I noticed the door used a normal kind of lock; one that uses a skeleton key instead of electricity. That was why the doors in that hallway didn’t automatically unlock like mine did. I figured that meant It should be easy to open. They do it all the time in the movies.
I stepped back to give enough space to blow the lock off without having my power ricochet back to me. I turned my head, shut my eyes, and willed my power to shoot itself from my palms and onto the lock. All I heard was a ping and a metal door creaking open. I almost took a moment to celebrate but the sounds of groaning interrupted the session.
I kept my hands lit as I walked into the room. Deep claw marks lined the door, but no one was near it. I go deeper. “Hello?” No answer.
There was a sound to my left, someone shuffling their feet against the concrete ground. “Hello?” I asked again as I moved towards them. “You don’t have to be afraid, I’m here to help you.”
As I got closer, the guard let out a soft whine. I could see them; they were dressed in the same gear the guards wore when they grabbed me from the cell that morning, but this one had pieces of their fabric missing, torn off in deep strokes like they were fighting with a bear. They walked towards me, and I noticed a chunk of meat missing from their leg, making my heart drop. “Oh God.” I tried to hold down a gag. “Okay, let’s get you out of here.” I tried to distinguish my light, but my power didn’t seem to want to let up. I tried to absorb it back into my skin. I tried to extinguish the flames of bolts by shaking my hands. I even tried to do the reverse of what activated my powers: instead devastation, I tried thinking about happy thoughts. None of it worked.

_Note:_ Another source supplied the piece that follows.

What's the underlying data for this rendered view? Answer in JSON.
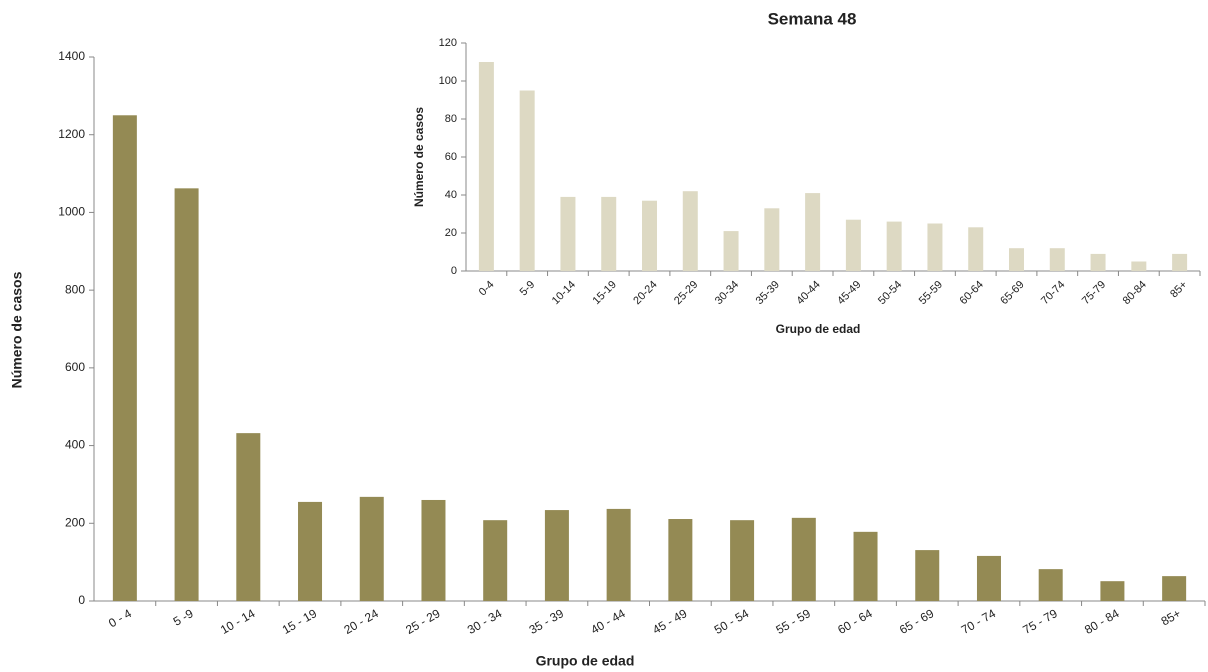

I reached out to the guard, but they didn’t take my advances. They were afraid of my bolts, and who wouldn’t be. But they didn’t even seem to be conceptualize what was in front of them rather staring at me blankly. “Come on, I’m not going to hurt you.”
As I grabbed toward their arm, my power in one of my palms miraculously diminished. By the work of the gods, I was able to reach out and pull them towards the door, but as soon as our skin touched, they let out a loud hissing noise. I raised my remaining light to their face to be met with a monster. Their skin was grey with a sheen of sweat lying over it. Their gums were receding, and their teeth were coated in a tint of red. Chunks of meat laid between them.
I jumped back and landed hard on the ground. The thing advanced and threw itself on top of me. I held my hand out, trying to keep the monster as far away from me as possible. I wanted to kick it off, but it seemed to have the strength of five of my father combined. Through our scuffle, my hand slipped on their blood soaked chest and allowed the monster to fall on top of me and take a bite of my shoulder. I screamed out in pain.
Then, the monster launched off of me.
“Emerye,” a voice called out. I was lifted off the ground.
My remaining power left my body completely, removing any sense of adrenaline from my nerves. My shoulder sent out sharp pains; I threw my palm over it and applied pressure.
I noticed the room around me was still lit and among the light was a man with a gas mask concealing his face. “It’s me, Wallace.” He didn’t even have to tell me; I recognized him instantly.
The monster started to get up again and Lieutenant Wallace pushed me towards the door. “We have to get out of here, now.” He guided me out of the room, a rough hand on my back lead me in the direction. When I looked at the monster, it snarled and cast-ed itself at me once more. Since I busted the lock, Lieutenant Wallace slammed the door shut right before it got to me and secured it with a long stick. The monster pounded against the metal and Lieutenant Wallace and I stared as it struggled to escape.
He looked at me and I turned to him. He said in between heavy breathes, “What the hell are you doing all the way over here?”